第１の粘着剤４３ｃと第２の粘着剤４３ｄの厚みの下限は、好ましくは１０μｍ以上であり、より好ましくは２０μｍ以上である。上限は、好ましくは９０μｍ以下であり、より好ましくは８０μｍ以下である。
　第１の粘着剤４３ｃと第２の粘着剤４３ｄの厚みは、同じであってもよいし、異なってもよい。
　第１の粘着剤４３ｃと第２の粘着剤４３ｄの厚みを上記範囲とすることで、所望の粘着力を発揮させることができる。

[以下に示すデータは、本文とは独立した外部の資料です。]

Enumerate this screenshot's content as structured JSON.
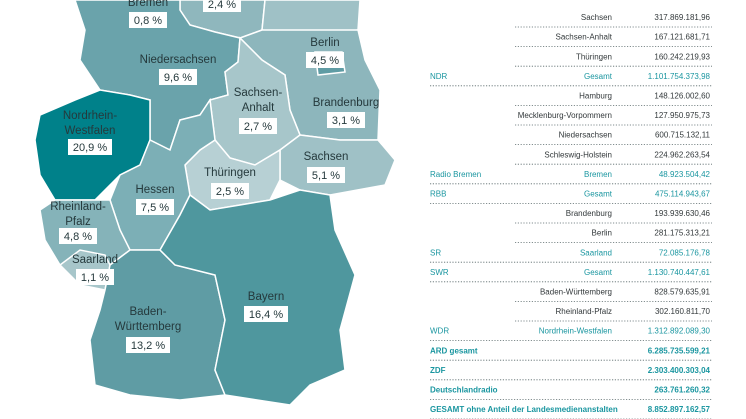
{
  "map": {
    "regions": [
      {
        "name": [
          "Bremen"
        ],
        "share": "0,8 %"
      },
      {
        "share": "2,4 %"
      },
      {
        "name": [
          "Niedersachsen"
        ],
        "share": "9,6 %"
      },
      {
        "name": [
          "Berlin"
        ],
        "share": "4,5 %"
      },
      {
        "name": [
          "Sachsen-",
          "Anhalt"
        ],
        "share": "2,7 %"
      },
      {
        "name": [
          "Brandenburg"
        ],
        "share": "3,1 %"
      },
      {
        "name": [
          "Nordrhein-",
          "Westfalen"
        ],
        "share": "20,9 %"
      },
      {
        "name": [
          "Thüringen"
        ],
        "share": "2,5 %"
      },
      {
        "name": [
          "Sachsen"
        ],
        "share": "5,1 %"
      },
      {
        "name": [
          "Hessen"
        ],
        "share": "7,5 %"
      },
      {
        "name": [
          "Rheinland-",
          "Pfalz"
        ],
        "share": "4,8 %"
      },
      {
        "name": [
          "Saarland"
        ],
        "share": "1,1 %"
      },
      {
        "name": [
          "Baden-",
          "Württemberg"
        ],
        "share": "13,2 %"
      },
      {
        "name": [
          "Bayern"
        ],
        "share": "16,4 %"
      }
    ]
  },
  "table": {
    "rows": [
      {
        "region": "Sachsen",
        "amount": "317.869.181,96"
      },
      {
        "region": "Sachsen-Anhalt",
        "amount": "167.121.681,71"
      },
      {
        "region": "Thüringen",
        "amount": "160.242.219,93"
      },
      {
        "broadcaster": "NDR",
        "region": "Gesamt",
        "amount": "1.101.754.373,98"
      },
      {
        "region": "Hamburg",
        "amount": "148.126.002,60"
      },
      {
        "region": "Mecklenburg-Vorpommern",
        "amount": "127.950.975,73"
      },
      {
        "region": "Niedersachsen",
        "amount": "600.715.132,11"
      },
      {
        "region": "Schleswig-Holstein",
        "amount": "224.962.263,54"
      },
      {
        "broadcaster": "Radio Bremen",
        "region": "Bremen",
        "amount": "48.923.504,42"
      },
      {
        "broadcaster": "RBB",
        "region": "Gesamt",
        "amount": "475.114.943,67"
      },
      {
        "region": "Brandenburg",
        "amount": "193.939.630,46"
      },
      {
        "region": "Berlin",
        "amount": "281.175.313,21"
      },
      {
        "broadcaster": "SR",
        "region": "Saarland",
        "amount": "72.085.176,78"
      },
      {
        "broadcaster": "SWR",
        "region": "Gesamt",
        "amount": "1.130.740.447,61"
      },
      {
        "region": "Baden-Württemberg",
        "amount": "828.579.635,91"
      },
      {
        "region": "Rheinland-Pfalz",
        "amount": "302.160.811,70"
      },
      {
        "broadcaster": "WDR",
        "region": "Nordrhein-Westfalen",
        "amount": "1.312.892.089,30"
      },
      {
        "label": "ARD gesamt",
        "amount": "6.285.735.599,21"
      },
      {
        "label": "ZDF",
        "amount": "2.303.400.303,04"
      },
      {
        "label": "Deutschlandradio",
        "amount": "263.761.260,32"
      },
      {
        "label": "GESAMT ohne Anteil der Landesmedienanstalten",
        "amount": "8.852.897.162,57"
      }
    ]
  }
}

　粘着テープ４３の厚みを調整することで、流路２１の高さを調整できる。流路２１に投入する液体試料９９の適切な設定量を調整できる。また、流路２１内の液体試料９９の輸送における構造Ａ７及び蓋材４２の親水層の影響を調整し、液体試料９９の輸送速度を調整することができる。また、粘着テープ４３により基材４１と蓋材４２とを固定する際に用いるアライメント構造８０の視認性の観点から、粘着テープ４３は透明又は半透明であることが好ましい。

＜アライメント構造８０＞
　アライメント構造８０は、基材４１、蓋材４２および粘着テープ４３のそれぞれに設けられた位置合わせマーク８１～８３として設けられている。基材４１と蓋材４２とを粘着テープ４３で固定するときに、基材４１に設けられた位置合わせマーク８１と、蓋材４２に設けられた位置合わせマーク８２と、粘着テープ４３に設けられた位置合わせマーク８３と一致させる。位置合わせマーク８１～８３の形状や数、位置については、検出に影響を及ぼさなければ特に限定はしない。本実施形態では、検査キット１を上面視したときの、図示では左下と右上の角部近傍の２箇所にアライメント構造８０が設けられている。位置合わせマーク８１～８３は、例えばインプリント加工や突き加工、レーザー加工、インク等の印刷加工により設けられる。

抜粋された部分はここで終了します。